Reckitt left its full-year Core Reckitt like-for-like net revenue guidance unchanged at 4% to 5%. Chief Executive Kris Licht said in the company’s Q1 statement, “We maintain our LFL net revenue guidance for 2026.” Reckitt said the target relies on cold-and-flu demand resetting, new product launches and stronger execution in Europe. Reckitt

Reckitt is staying active in bond markets, according to a funding update this week. The company said it priced €150 million of 4.000% notes due May 28, 2035 under its £10 billion Euro Medium Term Note programme. The notes, part of a debt issuance structure big firms use for ongoing fundraising, are set to be issued June 10.

Buybacks and dividends might fall short if operating momentum slips again.
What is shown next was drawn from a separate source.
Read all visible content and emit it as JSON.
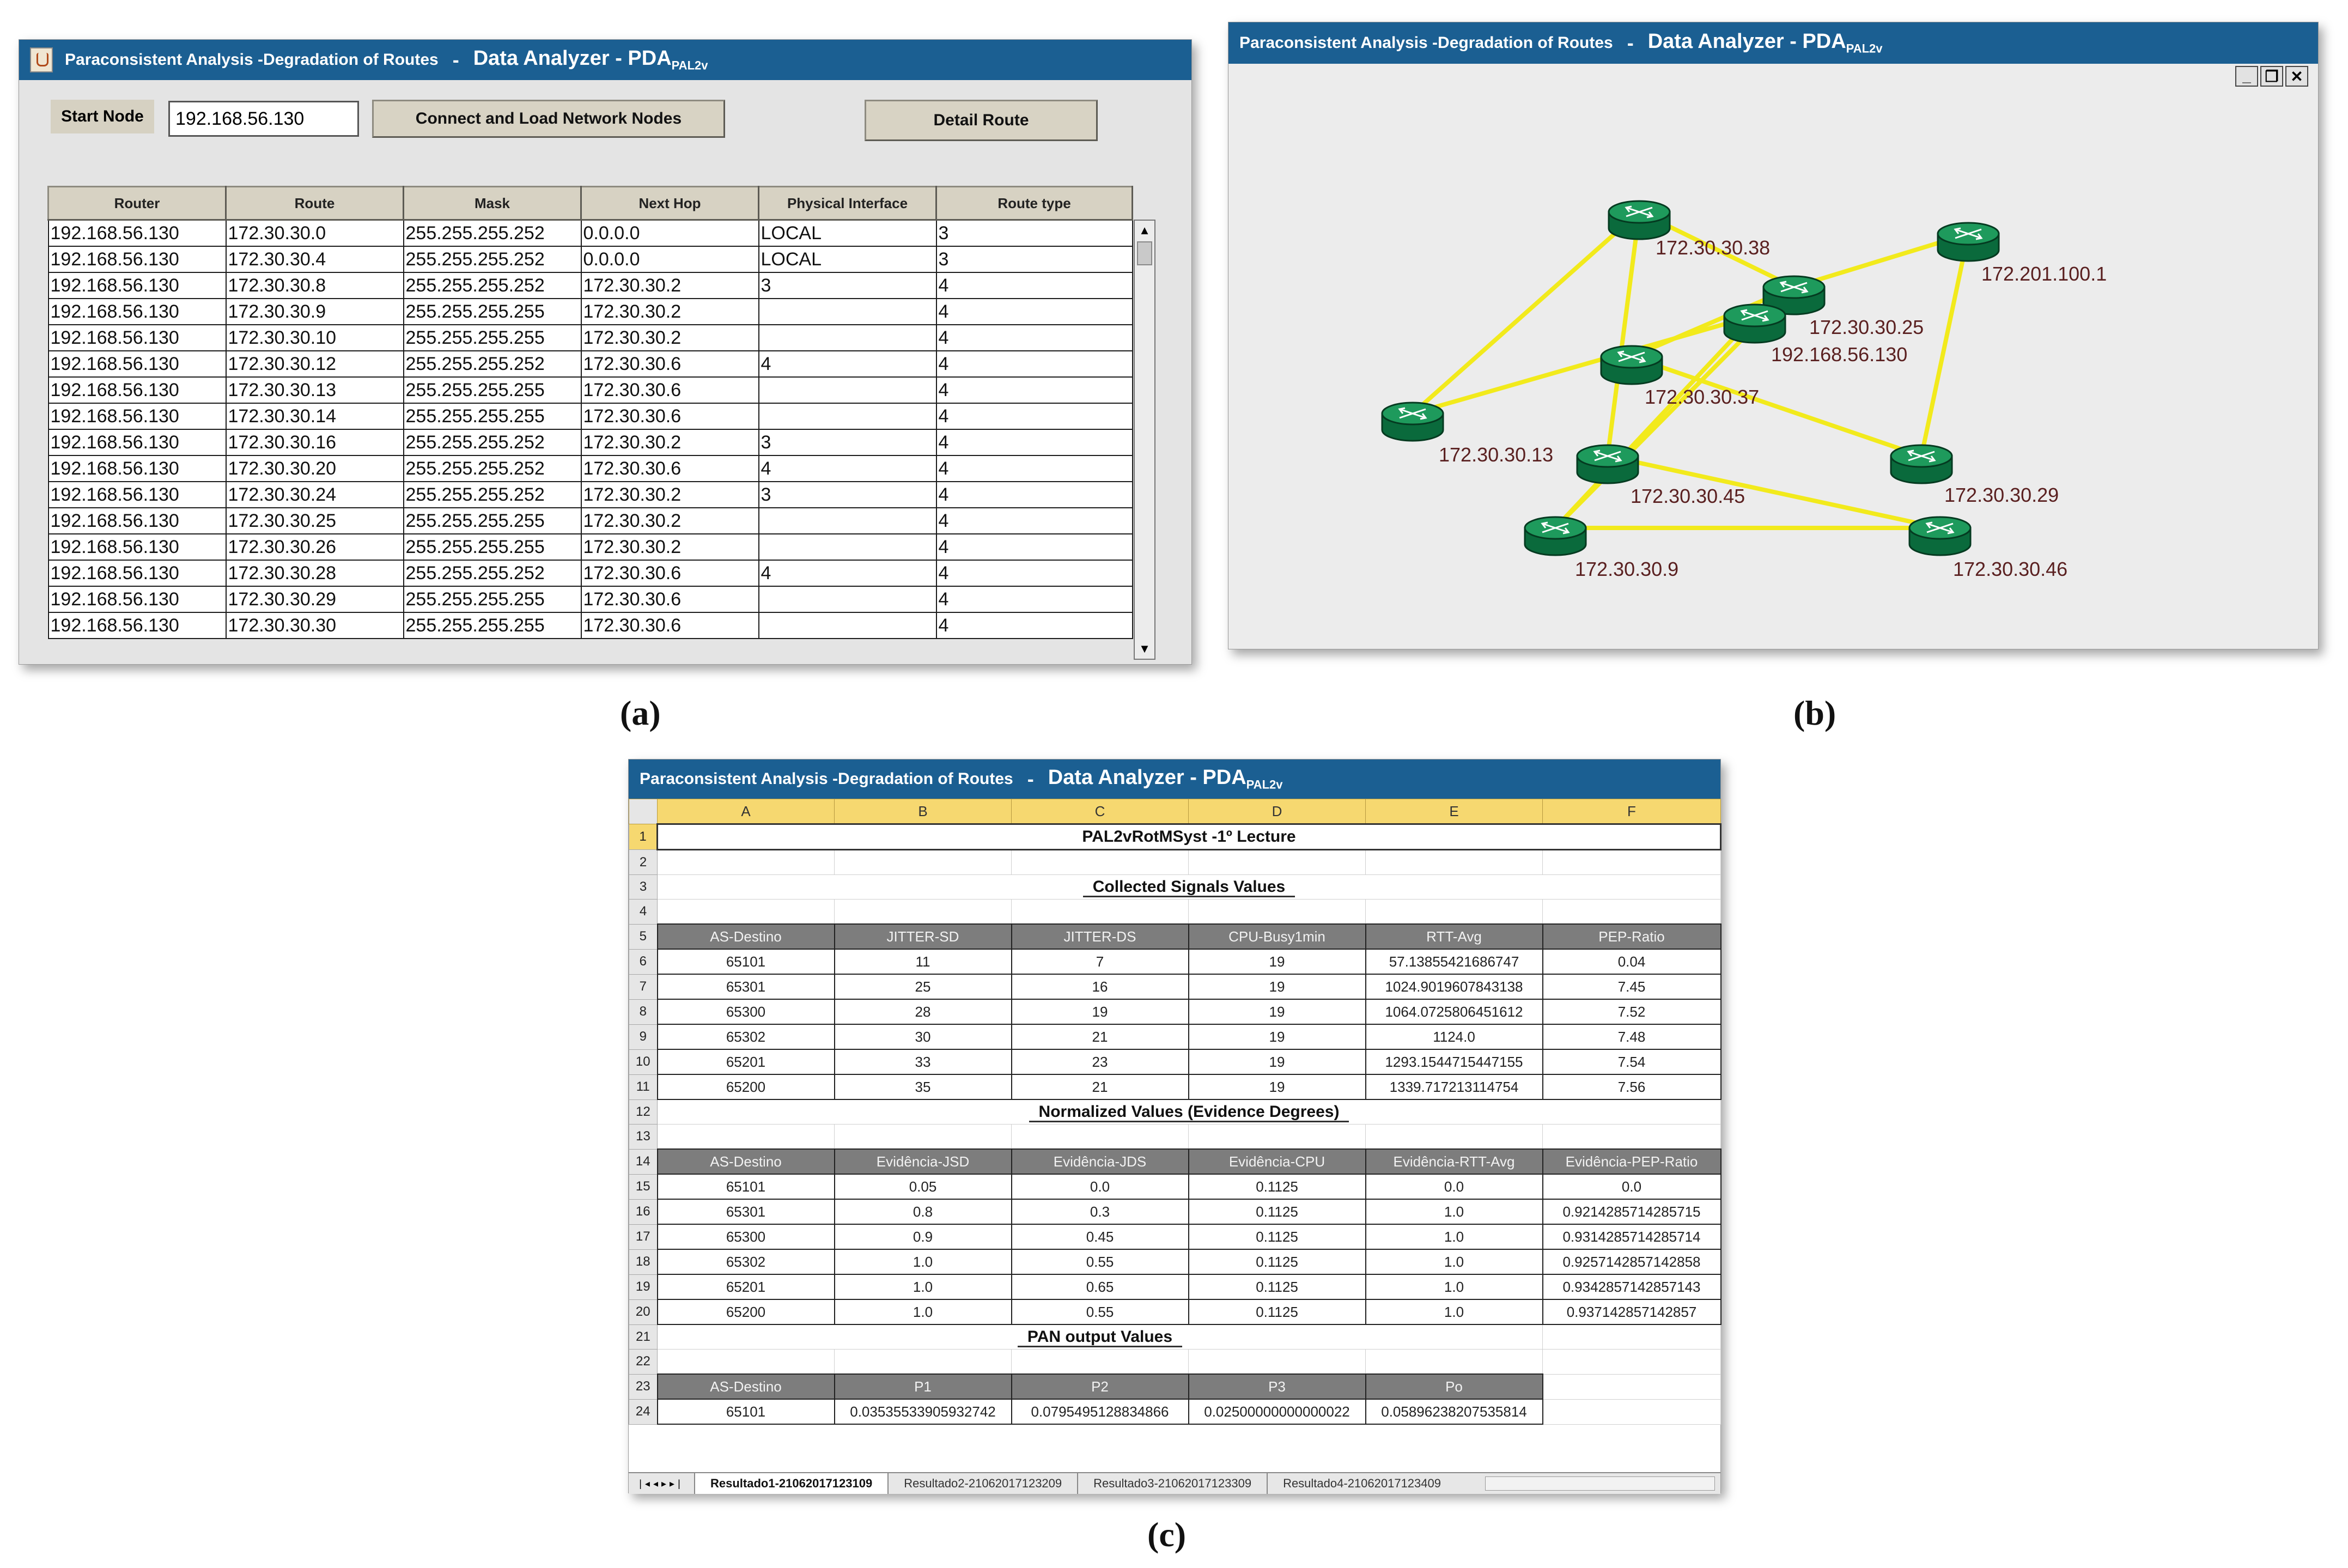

Reckitt’s first quarter was hit by a light cold-and-flu season, softness in Europe, geopolitical issues and sanctions tied to Russia. Higher commodity prices could also eat into consumer demand if they stay high.

Mead Johnson still faces legal pressure. Back in April, Reuters said almost 1,000 lawsuits have targeted Abbott and Mead Johnson, which is Reckitt’s Enfamil unit, claiming their cow’s-milk-based formulas for preterm babies are tied to necrotizing enterocolitis, a dangerous gut disease. Both firms deny their formulas cause NEC.

Reckitt’s half-year earnings are due July 29, and the company faces a key test. Investors want to see signs that the seasonal medicine weakness is fading and that Reckitt is on track for the 4% to 5% Core Reckitt growth target it set for 2026.